E. 3.1.1.3 Il faut encore qu'il existe un rapport de causalité entre la violation fautive du devoir de prudence et le décès de la victime. La condition essentielle pour qu’il y ait une violation du devoir de prudence et par là responsabilité par négligence est la prévisibilité du résultat. Dans un premier temps, il faut se demander si l’auteur pouvait prévoir ou aurait pu ou dû prévoir la mise en danger de biens juridiquement protégés d’autrui. Pour répondre à cette question, il faut examiner le rapport de causalité qui doit être adéquat. Il y a causalité adéquate si le comportement était propre, d’après le cours ordinaire des choses et l’expérience générale de la vie, à produire ou à favoriser un résultat dans le genre de celui qui s’est produit. Il n’y aura rupture du lien de causalité adéquate que si des circonstances extraordinaires imprévisibles, comme la faute concomitante de la victime ou d’un tiers, surviennent. Ces circonstances doivent en outre être si graves qu’elles apparaissent comme la cause la plus probable et la plus immédiate de l’événement considéré, reléguant à l’arrière-plan tous les autres facteurs qui ont contribué à les amener et notamment le comportement de l’auteur (ATF 142 IV 237 consid. 1.5.2 ; ATF 135 IV 56 précité et les références citées). La prévisibilité d’un acte ne suffit pas pour que le résultat puisse être imputé au comportement imprudent de l’auteur. Il faut encore regarder si le résultat aurait pu être évité. Dans ce contexte, on analyse un déroulement causal hypothétique et on examine si, dans l’hypothèse où l’auteur aurait agi conformément à son devoir de diligence, le résultat ne se serait pas produit. Pour que le résultat soit imputé à l’auteur, il suffit
- 19 - que le comportement de ce dernier ou son omission ait, avec un haut degré de vraisemblance, été la cause du résultat (ATF 140 II 7 consid. 3.4 et la référence citée ; TF 6B_1055/2020 précité consid. 4.3.4 et les références citées).

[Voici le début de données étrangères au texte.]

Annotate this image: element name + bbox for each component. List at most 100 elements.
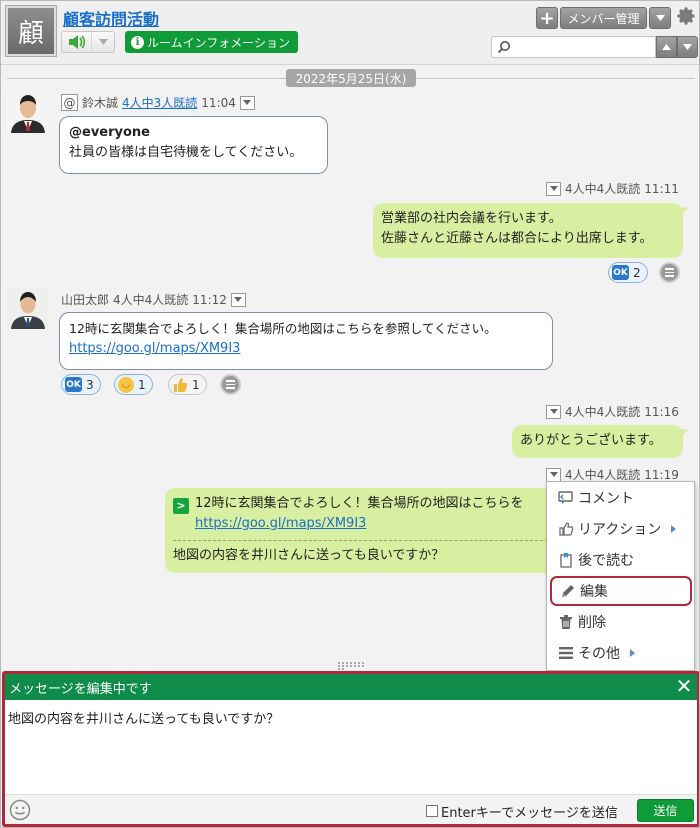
- resize-handle[interactable]: [338, 662, 364, 670]
- pencil-icon: [562, 585, 574, 597]
- emoji-icon[interactable]: [9, 799, 31, 821]
- search-prev-button[interactable]: [656, 36, 677, 58]
- trash-icon: [560, 615, 572, 629]
- room-info-label: ルームインフォメーション: [147, 35, 291, 50]
- message-time: 11:19: [644, 467, 679, 482]
- avatar-suzuki[interactable]: [7, 91, 49, 133]
- bookmark-clip-icon: [560, 553, 572, 568]
- ok-icon: OK: [65, 377, 82, 392]
- reaction-smile[interactable]: ◡ 1: [114, 374, 153, 395]
- message-text: 12時に玄関集合でよろしく！集合場所の地図はこちらを参照してください。: [69, 321, 497, 336]
- room-info-button[interactable]: i ルームインフォメーション: [125, 31, 299, 53]
- quote-text: 12時に玄関集合でよろしく！集合場所の地図はこちらを: [195, 496, 524, 511]
- message-bubble[interactable]: 営業部の社内会議を行います。 佐藤さんと近藤さんは都合により出席します。: [373, 203, 683, 258]
- info-icon: i: [131, 35, 144, 49]
- notification-sound-toggle[interactable]: [61, 31, 115, 53]
- chevron-down-icon: [549, 409, 558, 414]
- message-bubble[interactable]: ありがとうございます。: [512, 425, 683, 458]
- menu-label: コメント: [578, 491, 634, 507]
- quoted-message[interactable]: >12時に玄関集合でよろしく！集合場所の地図はこちらを: [173, 494, 553, 514]
- room-header: 顧 顧客訪問活動 i ルームインフォメーション + メンバー管理: [1, 1, 699, 65]
- menu-item-comment[interactable]: コメント: [550, 484, 692, 512]
- edit-panel-footer: Enterキーでメッセージを送信 送信: [5, 794, 697, 824]
- message-text: 営業部の社内会議を行います。: [381, 211, 562, 226]
- read-status[interactable]: 4人中4人既読: [565, 403, 640, 420]
- read-status[interactable]: 4人中4人既読: [113, 291, 188, 308]
- menu-label: 編集: [580, 584, 608, 600]
- message-time: 11:16: [644, 404, 679, 419]
- message-bubble-quote[interactable]: >12時に玄関集合でよろしく！集合場所の地図はこちらを https://goo.…: [165, 488, 561, 573]
- message-menu-button[interactable]: [230, 292, 246, 307]
- add-button[interactable]: +: [536, 7, 558, 29]
- quote-divider: [173, 540, 553, 541]
- enter-send-label[interactable]: Enterキーでメッセージを送信: [441, 802, 618, 821]
- chevron-down-icon: [549, 186, 558, 191]
- message-meta: @ 鈴木誠 4人中3人既読 11:04: [61, 94, 255, 111]
- message-bubble[interactable]: @everyone 社員の皆様は自宅待機をしてください。: [59, 116, 328, 174]
- enter-send-checkbox[interactable]: [426, 805, 438, 817]
- chevron-down-icon: [243, 100, 252, 105]
- reaction-menu-button[interactable]: [659, 262, 680, 283]
- sender-name[interactable]: 鈴木誠: [82, 94, 118, 111]
- message-menu-button[interactable]: [239, 95, 255, 110]
- member-dropdown-button[interactable]: [649, 7, 671, 29]
- message-bubble[interactable]: 12時に玄関集合でよろしく！集合場所の地図はこちらを参照してください。 http…: [59, 312, 553, 370]
- quote-icon: >: [173, 498, 189, 514]
- send-button[interactable]: 送信: [637, 799, 694, 822]
- reaction-count: 3: [86, 377, 94, 392]
- message-text: 佐藤さんと近藤さんは都合により出席します。: [381, 231, 653, 246]
- search-input[interactable]: [491, 36, 656, 58]
- reaction-count: 1: [192, 377, 200, 392]
- reaction-count: 1: [138, 377, 146, 392]
- message-menu-button[interactable]: [546, 404, 561, 419]
- message-list[interactable]: 2022年5月25日(水) @ 鈴木誠 4人中3人既読 11:04 @every…: [1, 66, 699, 671]
- edit-panel-title: メッセージを編集中です: [9, 681, 152, 697]
- reaction-ok[interactable]: OK 3: [61, 374, 101, 395]
- map-link[interactable]: https://goo.gl/maps/XM9I3: [195, 516, 366, 531]
- map-link[interactable]: https://goo.gl/maps/XM9I3: [69, 339, 543, 359]
- message-edit-panel: メッセージを編集中です ✕ Enterキーでメッセージを送信 送信: [2, 671, 699, 827]
- menu-item-delete[interactable]: 削除: [550, 608, 692, 636]
- menu-label: 削除: [578, 615, 606, 631]
- thumbs-up-icon: [174, 377, 188, 392]
- menu-item-read-later[interactable]: 後で読む: [550, 546, 692, 574]
- read-status-link[interactable]: 4人中3人既読: [122, 94, 197, 111]
- menu-item-other[interactable]: その他: [550, 639, 692, 667]
- reaction-count: 2: [633, 265, 641, 280]
- room-title-link[interactable]: 顧客訪問活動: [63, 6, 159, 30]
- message-context-menu: コメント リアクション 後で読む 編集 削除 その他: [546, 481, 695, 671]
- speaker-icon: [62, 32, 92, 52]
- chevron-down-icon: [234, 297, 243, 302]
- member-manage-button[interactable]: メンバー管理: [560, 7, 647, 29]
- sender-name[interactable]: 山田太郎: [61, 291, 109, 308]
- reaction-menu-button[interactable]: [220, 374, 241, 395]
- close-icon[interactable]: ✕: [675, 676, 693, 696]
- message-edit-input[interactable]: [5, 700, 697, 794]
- smile-icon: ◡: [118, 376, 134, 393]
- chevron-down-icon: [655, 15, 665, 21]
- message-meta: 山田太郎 4人中4人既読 11:12: [61, 291, 246, 308]
- message-meta: 4人中4人既読 11:16: [546, 403, 679, 420]
- search-next-button[interactable]: [677, 36, 698, 58]
- date-separator: 2022年5月25日(水): [286, 69, 416, 87]
- menu-item-edit[interactable]: 編集: [550, 576, 692, 606]
- chevron-down-icon: [92, 39, 114, 45]
- message-menu-button[interactable]: [546, 181, 561, 196]
- message-time: 11:12: [192, 292, 227, 307]
- reaction-thumbs-up[interactable]: 1: [168, 374, 207, 395]
- chevron-down-icon: [549, 472, 558, 477]
- reaction-ok[interactable]: OK 2: [608, 262, 648, 283]
- mention-icon: @: [61, 94, 78, 111]
- gear-icon[interactable]: [675, 5, 697, 27]
- message-menu-button[interactable]: [546, 467, 561, 482]
- menu-lines-icon: [559, 647, 573, 659]
- menu-item-reaction[interactable]: リアクション: [550, 515, 692, 543]
- menu-label: リアクション: [578, 522, 662, 538]
- read-status[interactable]: 4人中4人既読: [565, 180, 640, 197]
- ok-icon: OK: [612, 265, 629, 280]
- chevron-down-icon: [683, 44, 692, 50]
- menu-label: その他: [578, 646, 620, 662]
- chevron-right-icon: [671, 525, 677, 533]
- avatar-yamada[interactable]: [7, 287, 49, 329]
- chevron-up-icon: [662, 44, 671, 50]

E. 3.1.2 Le droit d'être entendu, tel qu'il est garanti à l'art. 29 al. 2 Cst. (Constitution fédérale de la Confédération suisse du 18 avril 1999 ; RS 101), comprend notamment le droit pour le justiciable de s'expliquer avant qu'une décision soit prise à son détriment, celui de fournir des preuves quant aux faits de nature à influer sur le sort de la décision, celui d'avoir accès au dossier, celui de participer à l'administration des preuves, d'en prendre connaissance et de se déterminer à leur propos (ATF 142 II 218 consid. 2.3 ; ATF 140 I 285 consid. 6.3.1). Une violation du droit d'être entendu peut être réparée dans le cadre de la procédure de recours lorsque l'irrégularité n'est pas particulièrement grave et pour autant que la partie concernée ait la possibilité de s'exprimer et de recevoir une décision motivée de la part de l'autorité de recours qui, à l’instar de la Cour de céans, dispose d'un pouvoir d'examen complet en fait et en droit (ATF 148 IV 22 consid. 5.5.2 ; ATF 145 I 167 consid. 4.4 ; ATF 142 II 218 consid. 2.8.1 ; CREP 3 mars 2022/152 consid. 2.2.2 ; CREP 24 août 2021/768 consid. 2.2.2). Tel qu’il est prévu à l’art. 29 al. 2 Cst., le droit d’être entendu comprend celui de faire administrer des preuves, à condition qu’elles soient pertinentes (ATF 145 I 73 consid. 7.2.2.1 ; ATF 143 V 71 consid.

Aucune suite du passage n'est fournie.